Kann gegen Hertha personell aus dem Vollen schöpfen: Schalke-Coach Thomas Reis. (Urheber/Quelle/Verbreiter: Uwe Anspach/dpa)

Liebhaber der hohen Fußball-Kunst dürften sich den Freitagabend wohl eher nicht im Kalender markiert haben.

Beim Duell von Schlusslicht FC Schalke 04 mit dem Tabellenvorletzten Hertha BSC (20.30 Uhr/DAZN) erwarten die Fans stattdessen harte Zweikämpfe und eine hitzige Atmosphäre.

Hertha-Routinier Kevin-Prince Boateng denkt sogar an einen Platzverweis. Im für beide Teams extrem wichtigen Kräftemessen steht Abstiegskampf pur auf dem Programm. Wer verliert, ist zwar noch nicht weg, geht aber mit den schlechtesten Aussichten in den Saisonendspurt. Das wissen auch die Trainer.

Punkte vor Schönheit

«Ob es fußballerisch immer schön sein wird, sei mal dahingestellt», sagte Schalke-Coach Thomas Reis vielsagend und ergänzte: «Wichtig ist ein erfolgreiches Spiel.» Der 49-Jährige mag solche Partien und eigentlich liegen sie seiner technisch limitierten, aber leidenschaftlichen Mannschaft auch. Umso unverständlicher war für Reis daher der schwache Auftritt der Schalker am vergangenen Wochenende beim 0:2 bei Abstiegs-Konkurrent Hoffenheim – der zweiten Niederlage nacheinander.

Bei der Vorbereitung auf die Partie gegen Hertha setzte er bewusst auf Selbstreinigungskräfte im Team. Nach der Videoanalyse ließ der Coach die Mannschaft bewusst eine Weile allein. «Es geht darum, dass man gemeinsam Lösungen findet und sich vielleicht auch mal ein bisschen was an den Kopf wirft», erklärte er die Maßnahme.

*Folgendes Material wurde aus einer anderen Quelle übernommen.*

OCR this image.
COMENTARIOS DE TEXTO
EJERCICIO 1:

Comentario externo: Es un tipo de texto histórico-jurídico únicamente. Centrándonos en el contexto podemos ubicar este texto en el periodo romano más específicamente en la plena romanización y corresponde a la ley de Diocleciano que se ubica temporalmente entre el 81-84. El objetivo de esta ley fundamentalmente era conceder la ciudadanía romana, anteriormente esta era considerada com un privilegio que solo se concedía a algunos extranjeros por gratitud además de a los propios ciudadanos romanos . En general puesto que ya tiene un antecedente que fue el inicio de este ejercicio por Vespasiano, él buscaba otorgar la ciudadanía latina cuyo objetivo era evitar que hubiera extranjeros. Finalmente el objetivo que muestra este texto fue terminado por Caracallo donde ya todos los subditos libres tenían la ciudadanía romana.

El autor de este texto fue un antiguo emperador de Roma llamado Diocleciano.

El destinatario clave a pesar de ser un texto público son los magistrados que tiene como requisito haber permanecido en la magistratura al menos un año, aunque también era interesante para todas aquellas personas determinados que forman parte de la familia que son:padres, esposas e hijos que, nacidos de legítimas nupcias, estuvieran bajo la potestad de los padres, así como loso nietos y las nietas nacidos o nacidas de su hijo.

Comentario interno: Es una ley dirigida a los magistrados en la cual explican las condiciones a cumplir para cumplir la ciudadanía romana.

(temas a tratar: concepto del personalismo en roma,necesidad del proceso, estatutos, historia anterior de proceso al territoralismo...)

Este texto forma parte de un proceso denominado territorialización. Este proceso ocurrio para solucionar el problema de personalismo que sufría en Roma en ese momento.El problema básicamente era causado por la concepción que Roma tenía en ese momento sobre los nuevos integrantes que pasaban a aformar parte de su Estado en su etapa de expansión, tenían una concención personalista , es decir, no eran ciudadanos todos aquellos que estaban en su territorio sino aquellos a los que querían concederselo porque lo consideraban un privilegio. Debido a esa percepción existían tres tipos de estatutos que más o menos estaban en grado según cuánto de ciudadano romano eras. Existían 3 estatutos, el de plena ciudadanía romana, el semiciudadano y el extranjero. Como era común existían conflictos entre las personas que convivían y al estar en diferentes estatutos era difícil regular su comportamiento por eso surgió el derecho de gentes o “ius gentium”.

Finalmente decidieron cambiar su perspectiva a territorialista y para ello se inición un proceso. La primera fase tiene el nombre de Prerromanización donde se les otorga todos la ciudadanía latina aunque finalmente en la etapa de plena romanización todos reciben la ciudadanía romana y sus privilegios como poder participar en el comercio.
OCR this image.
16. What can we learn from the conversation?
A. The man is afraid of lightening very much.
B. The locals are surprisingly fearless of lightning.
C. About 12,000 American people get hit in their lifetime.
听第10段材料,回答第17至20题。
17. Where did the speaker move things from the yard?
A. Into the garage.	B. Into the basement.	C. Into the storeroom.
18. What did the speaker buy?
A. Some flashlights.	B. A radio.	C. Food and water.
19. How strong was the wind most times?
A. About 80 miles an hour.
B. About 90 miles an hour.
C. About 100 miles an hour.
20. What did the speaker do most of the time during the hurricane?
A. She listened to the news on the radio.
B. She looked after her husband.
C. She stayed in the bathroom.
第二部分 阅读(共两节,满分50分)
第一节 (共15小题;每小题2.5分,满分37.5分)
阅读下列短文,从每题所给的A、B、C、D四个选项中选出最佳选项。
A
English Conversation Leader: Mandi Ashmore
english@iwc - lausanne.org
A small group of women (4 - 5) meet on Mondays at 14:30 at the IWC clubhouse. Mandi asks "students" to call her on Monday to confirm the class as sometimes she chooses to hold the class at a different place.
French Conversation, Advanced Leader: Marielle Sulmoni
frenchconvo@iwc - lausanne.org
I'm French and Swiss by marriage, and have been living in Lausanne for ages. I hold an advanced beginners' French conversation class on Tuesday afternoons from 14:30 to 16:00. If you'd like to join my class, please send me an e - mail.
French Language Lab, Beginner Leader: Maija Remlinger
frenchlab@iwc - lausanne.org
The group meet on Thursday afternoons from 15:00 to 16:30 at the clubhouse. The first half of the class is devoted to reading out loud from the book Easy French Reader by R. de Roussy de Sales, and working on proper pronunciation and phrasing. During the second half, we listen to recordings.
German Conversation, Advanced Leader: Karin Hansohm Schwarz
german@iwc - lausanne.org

Acht Bundesliga-Spiele ohne Niederlage zu Rückrunden-Beginn hatten bei den zwischenzeitlich eigentlich schon abgeschlagenen Gelsenkirchenern die Hoffnung auf den Klassenerhalt zurückgebracht. Verliert Schalke nun auch gegen Hertha, könnte die Stimmung wieder kippen.

Reis: Kein Finale

Reis will zwar nicht von einem «Finale» sprechen. Er weiß aber auch: Als Tabellenletzter mit weiter vergrößertem Rückstand auf die rettenden Ränge in den Saison-Endspurt zu gehen, würde die Mission Klassenerhalt fast unmöglich machen. Schalke hat ein schweres Restprogramm und spielt unter anderem noch bei den Spitzenteams FC Bayern München, RB Leipzig und SC Freiburg.

Sowohl die Königsblauen als auch die Hertha würden mit einem Sieg zumindest für eine Nacht auf den Relegationsplatz springen. Eine «zusätzliche Motivation», wie Reis betonte. Mit seinem Berliner Kollegen Sandro Schwarz verbindet den Coach aber nicht nur die Chance, in der Tabelle zu klettern.

Trotz der prekären Lage ihrer Clubs können beide verhältnismäßig ruhig arbeiten und haben aktuell eine Art Job-Garantie. Schalke will mit Reis, der mit seiner Malocher-Mentalität gut zum Ruhrgebiets-Club passt, im Falle eines Abstiegs auch eine Liga weiter unten weitermachen. Auch Schwarz‘ Stelle steht trotz zuletzt fünf Spielen ohne Sieg in der Hauptstadt derzeit nicht zur Diskussion.

Wie Reis erwartet auch der 44-Jährige ein Kampfspiel – auch wenn er sich dabei moderater ausdrückt als sein Anführer auf dem Platz. Bei den Ausführungen von Boateng, nach dessen Meinung eine Rote Karte im Abstiegskampf auch mal in Kauf zu nehmen sei, ging Schwarz nicht ganz mit.

«Ich weiß, wie Prince das gemeint hat», sagte der Coach. Boateng hatte vor der Partie bei seinem Ex-Club gesagt: «Wir sind im Abstiegskampf, wir sind nicht hier, um schön zu spielen oder den Fuß wegzuziehen. Wenn das nah an der Roten Karte ist, dann ist das so. Wir sind hier, um zu kämpfen.»

Reis nahm die Ansage mit Humor. «Wenn Berlin eine Rote Karte bekommt, ist mir das natürlich wesentlich lieber als wir», sagte der Schalke-Coach und lächelte. Aber: «Wir wollen natürlich auch hart spielen.» Für Liebhaber der Fußball-Kunst waren diese Woche halt eher die Viertelfinals der Champions League da.